MLKS Włodawianka Włodawa
- Full name: Miejski Ludowy Klub Sportowy Włodawianka Włodawa
- Founded: 15 March 1923; 103 years ago
- Ground: MOSiR
- Capacity: 1,200
- Chairman: Arkadiusz Gaj
- Manager: Arkadiusz Gaj
- League: Regional league Chełm
- 2025–26: 7th of 14
- Website: MLKS Włodawianka Włodawa on Facebook
| colours |

= Włodawianka Włodawa =

Polish football club

MLKS Włodawianka Włodawa is a Polish professional football club based in Włodawa, Lublin voivodeship. As of the 2026–27 season, the club compete in the Chełm group of the regional league.

== History ==
Włodawianka Włodawa was founded in 1923 alongside ŻKS Makabi Włodawa and KS 30 PAP (the sports association of the 30th Artillery Regiment). The club played its inaugural match on 26 May 1923, against ŻKS Makabi Włodawa for the title of Włodawa Champions. Up until 1939, the club only contested matches against its two other town rivals.

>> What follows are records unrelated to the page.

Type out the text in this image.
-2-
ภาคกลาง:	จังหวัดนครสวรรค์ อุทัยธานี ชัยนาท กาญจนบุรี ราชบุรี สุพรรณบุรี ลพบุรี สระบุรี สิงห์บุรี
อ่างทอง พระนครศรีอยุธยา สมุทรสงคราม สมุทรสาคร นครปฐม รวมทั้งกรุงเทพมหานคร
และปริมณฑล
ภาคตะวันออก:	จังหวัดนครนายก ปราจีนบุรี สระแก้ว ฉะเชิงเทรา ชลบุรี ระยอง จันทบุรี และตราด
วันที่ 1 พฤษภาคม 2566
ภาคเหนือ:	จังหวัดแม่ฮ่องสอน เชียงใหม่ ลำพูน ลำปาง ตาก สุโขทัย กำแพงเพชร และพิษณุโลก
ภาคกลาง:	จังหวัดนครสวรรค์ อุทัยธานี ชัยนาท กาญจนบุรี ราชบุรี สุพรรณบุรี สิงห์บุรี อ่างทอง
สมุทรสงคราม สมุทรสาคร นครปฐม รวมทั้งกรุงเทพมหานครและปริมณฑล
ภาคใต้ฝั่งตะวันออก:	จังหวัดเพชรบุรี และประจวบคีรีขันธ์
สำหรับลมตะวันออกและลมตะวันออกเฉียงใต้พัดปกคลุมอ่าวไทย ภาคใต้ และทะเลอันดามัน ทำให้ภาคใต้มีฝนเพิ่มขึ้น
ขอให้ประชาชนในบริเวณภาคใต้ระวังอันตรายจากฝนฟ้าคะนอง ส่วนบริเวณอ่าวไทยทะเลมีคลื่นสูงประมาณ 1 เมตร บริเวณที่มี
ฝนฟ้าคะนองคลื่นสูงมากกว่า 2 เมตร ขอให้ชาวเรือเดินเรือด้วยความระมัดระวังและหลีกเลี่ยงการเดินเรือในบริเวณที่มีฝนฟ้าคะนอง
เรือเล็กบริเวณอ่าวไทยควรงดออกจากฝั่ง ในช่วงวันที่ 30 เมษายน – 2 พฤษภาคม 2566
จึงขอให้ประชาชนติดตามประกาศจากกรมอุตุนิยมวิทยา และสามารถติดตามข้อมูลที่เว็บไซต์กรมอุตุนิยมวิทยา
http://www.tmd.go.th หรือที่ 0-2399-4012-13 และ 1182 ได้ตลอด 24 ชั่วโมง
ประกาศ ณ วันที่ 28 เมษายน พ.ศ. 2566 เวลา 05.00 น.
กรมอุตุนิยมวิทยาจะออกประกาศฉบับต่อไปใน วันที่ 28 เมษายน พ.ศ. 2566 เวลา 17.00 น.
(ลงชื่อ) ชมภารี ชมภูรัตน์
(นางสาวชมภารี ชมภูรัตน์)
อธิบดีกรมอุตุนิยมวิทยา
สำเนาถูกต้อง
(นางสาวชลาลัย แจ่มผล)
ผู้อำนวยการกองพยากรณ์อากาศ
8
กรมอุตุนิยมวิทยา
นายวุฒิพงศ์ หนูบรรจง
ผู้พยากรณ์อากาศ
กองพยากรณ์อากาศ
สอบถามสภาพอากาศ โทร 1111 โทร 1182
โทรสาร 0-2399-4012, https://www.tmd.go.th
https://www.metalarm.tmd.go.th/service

In its early years the club was initially named Klub Sportowy we Włodawie, then KS Sokół Włodawa, before settling on Włodawia in 1924.

During World War II the club's activities were disrupted to be continued in the 1950s with the reestablishment of a club named KS Związkowiec and finally the current name of Włodawianka Włodawa in 1956.

During the 2017–18 season the club was forced to withdraw from the IV Liga after just four games. The following season the local authority took over the running of the club reentering the IV Liga in the place of local side Eko Różanka. The club finished the 2018/2019 season in 11th place.

== Colours and badge ==
Włodawianka's colours are red and blue.

== Stadium ==
Włodawianka plays their home matches at MOSiR, the municipal stadium in Włodawa.

== Supporters ==
In 2023, on the centenary of the club's foundation, local fans announced the formation of a new club Piwniczanka Włodawa as an April Fools.